Across Canada’s biggest economic priorities—housing, energy, defence, artificial intelligence—the issue isn’t simply the availability of talent. It’s how effectively companies can absorb, develop, and deploy it at the speed and scale these priorities require.
Shortages are real. But how companies define roles, hire, and invest in training matters just as much as how much talent we produce.
In theory, Canada has many of the right ingredients: a well-educated workforce, strong research capacity, and a steady pipeline of graduates. In practice, the translation from talent to economic value is uneven and slow. Too much is lost between producing talent and deploying it effectively.
Part of the issue lies in how companies are structured. Many are set up to hire finished talent rather than develop it internally. That may be efficient in the short term, but it limits their ability to scale. Training is still too often treated as a cost rather than a core capability, and partnerships with post-secondary institutions are often transactional or disconnected from operational needs.
The result: systems that produce talent, but insufficient capacity to absorb and deploy it.
You can see this in construction. Canada needs more people in the skilled trades, but meeting that need depends on more than supply: it requires companies that can integrate and train new entrants, adopt modern building methods, and organize work to improve productivity. Innovations in modular construction and digital project management can improve efficiency, but only for companies that invest in them.
On most job sites, new workers require significant on-the-job training and supervision. Companies like PCL Constructors are investing more deliberately in training through apprenticeships, on-the-job learning, and college partnerships. But many companies, especially small and medium-sized ones, lack the capacity to deliver that training at scale. Those that do, can do more with the same workforce; those that don’t, remain constrained even when workers are available.
In the energy sector, progress depends on investment, but also on whether companies can mobilize specialized talent across regions, coordinate with partners, and deliver projects on tight timelines. This affects technology, generation, and infrastructure companies across the sector, from GE Vernova and Ontario Power Generation to Enbridge, where execution depends on having specialized talent in place at the right stages of large, multi-partner projects.
A similar dynamic is playing out in mining, where companies like Teck and Cameco operate capital-intensive projects that rely on deploying specialized talent across regions and partners.
A related challenge is emerging in defence, where scaling domestic capability will depend not just on procurement, but on whether our armed forces and the defence industry can build and mobilize the skilled workforce needed to design, build, and sustain advanced systems across regions, suppliers, and coordinated initiatives.

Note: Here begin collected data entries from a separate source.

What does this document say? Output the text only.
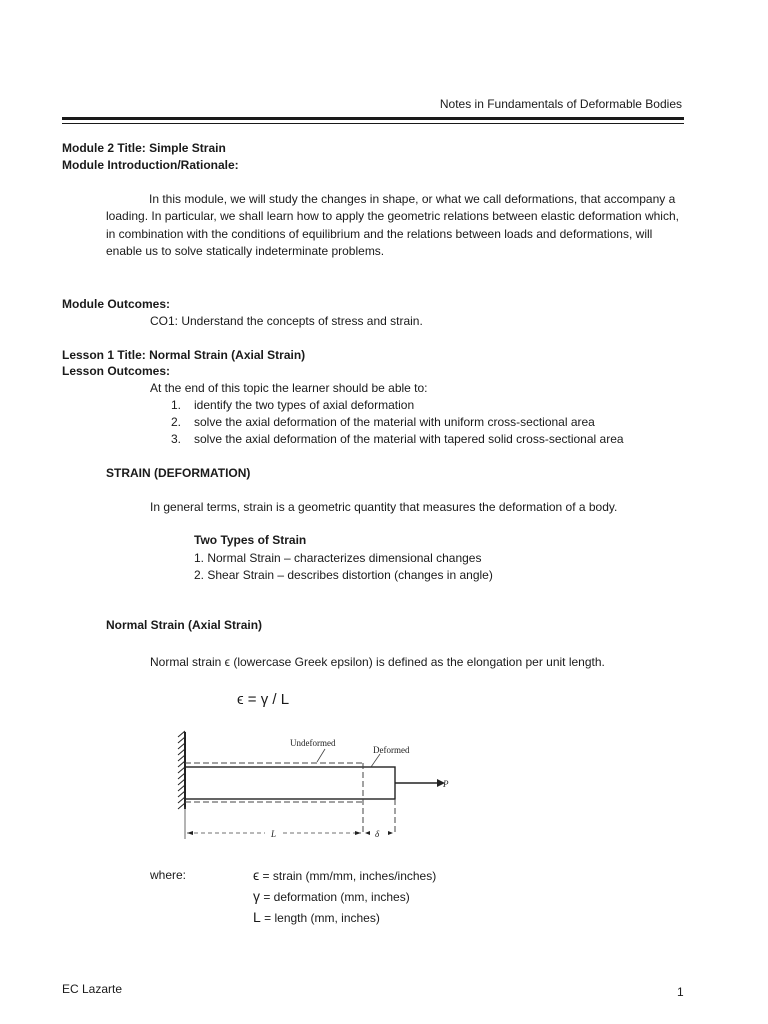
Notes in Fundamentals of Deformable Bodies
Module 2 Title: Simple Strain
Module Introduction/Rationale:
In this module, we will study the changes in shape, or what we call deformations, that accompany a loading. In particular, we shall learn how to apply the geometric relations between elastic deformation which, in combination with the conditions of equilibrium and the relations between loads and deformations, will enable us to solve statically indeterminate problems.
Module Outcomes:
CO1: Understand the concepts of stress and strain.
Lesson 1 Title: Normal Strain (Axial Strain)
Lesson Outcomes:
At the end of this topic the learner should be able to:
1.	identify the two types of axial deformation
2.	solve the axial deformation of the material with uniform cross-sectional area
3.	solve the axial deformation of the material with tapered solid cross-sectional area
STRAIN (DEFORMATION)
In general terms, strain is a geometric quantity that measures the deformation of a body.
Two Types of Strain
1. Normal Strain – characterizes dimensional changes
2. Shear Strain – describes distortion (changes in angle)
Normal Strain (Axial Strain)
Normal strain ϵ (lowercase Greek epsilon) is defined as the elongation per unit length.
ϵ = γ / L
Undeformed
Deformed
P
L	δ
where:	ϵ = strain (mm/mm, inches/inches)
γ = deformation (mm, inches)
L = length (mm, inches)
EC Lazarte	1
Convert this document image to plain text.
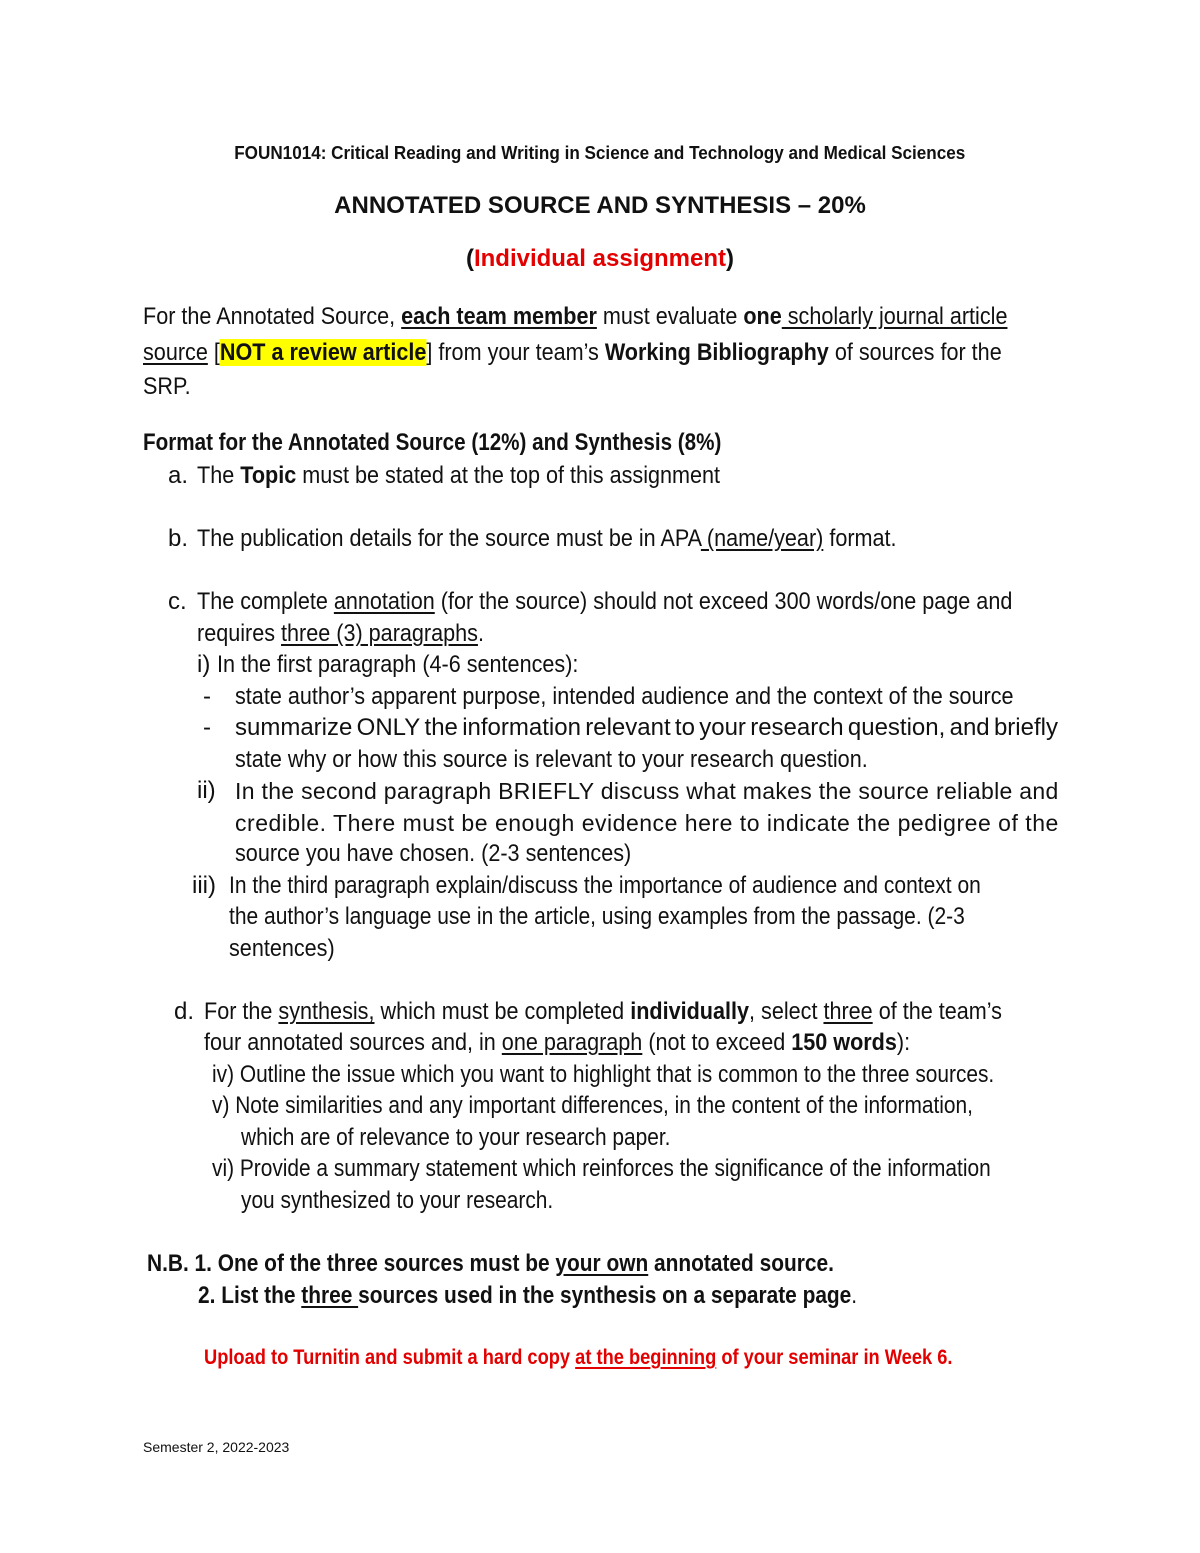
FOUN1014: Critical Reading and Writing in Science and Technology and Medical Sciences
ANNOTATED SOURCE AND SYNTHESIS – 20%
(Individual assignment)
For the Annotated Source, each team member must evaluate one scholarly journal article
source [NOT a review article] from your team’s Working Bibliography of sources for the
SRP.
Format for the Annotated Source (12%) and Synthesis (8%)
a. The Topic must be stated at the top of this assignment
b. The publication details for the source must be in APA (name/year) format.
c. The complete annotation (for the source) should not exceed 300 words/one page and
requires three (3) paragraphs.
i) In the first paragraph (4-6 sentences):
- state author’s apparent purpose, intended audience and the context of the source
- summarize ONLY the information relevant to your research question, and briefly
state why or how this source is relevant to your research question.
ii) In the second paragraph BRIEFLY discuss what makes the source reliable and
credible. There must be enough evidence here to indicate the pedigree of the
source you have chosen. (2-3 sentences)
iii) In the third paragraph explain/discuss the importance of audience and context on
the author’s language use in the article, using examples from the passage. (2-3
sentences)
d. For the synthesis, which must be completed individually, select three of the team’s
four annotated sources and, in one paragraph (not to exceed 150 words):
iv) Outline the issue which you want to highlight that is common to the three sources.
v) Note similarities and any important differences, in the content of the information,
which are of relevance to your research paper.
vi) Provide a summary statement which reinforces the significance of the information
you synthesized to your research.
N.B. 1. One of the three sources must be your own annotated source.
2. List the three sources used in the synthesis on a separate page.
Upload to Turnitin and submit a hard copy at the beginning of your seminar in Week 6.
Semester 2, 2022-2023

In tech and artificial intelligence, the gap is adoption—namely companies’ ability to integrate AI into workflows, train their workforce, and apply it across operations. Even large companies, including RBC, are still working to embed AI tools into daily operations.
In each case, the issue isn’t simply talent supply. It’s how effectively talent is absorbed and deployed within companies.
Across sectors, companies that embed training and build sustained partnerships with post-secondary institutions are still the exception, not the norm. Which means success still depends on whether companies choose to invest in and engage with these systems.
This is where company-level solutions reach their limits and where the broader workforce system, including post-secondary education, becomes part of the solution. Colleges, polytechnics, and universities are no longer a standalone sector responsible for producing talent. They’re part of the systems that determine how talent is deployed: through work-integrated learning, continuing education, applied research, credential design, and employer partnerships.
When those connections are strong, talent moves more quickly from education to application. When they’re weak, the system stalls.
The challenge is that our systems aren’t consistently set up to support this kind of behaviour. Connections between companies and post-secondary institutions are often fragmented or difficult to navigate, making sustained employer engagement harder.
That’s where both industry and policy need to shift. If companies want post-secondary systems that deliver talent more effectively, they need to engage more deeply in how those systems are designed and delivered. That means treating talent development as a core operational capability, not something outsourced. It means redesigning roles and partnering with post-secondary institutions to build internal training capacity, and shifting from competing for talent to helping grow it.
Policy frameworks need to reinforce this shift by making it easier for companies to engage and ensuring funding incentivizes stronger, sustained employer–institution partnerships.
More funding, on its own, won’t fix this.
This is the shift Canada needs to make. If Canada wants to deliver on its economic priorities, it needs to focus not just on how talent is produced, but on how it’s developed and deployed, starting with how companies build and use it.
Talent only matters if it’s put to work.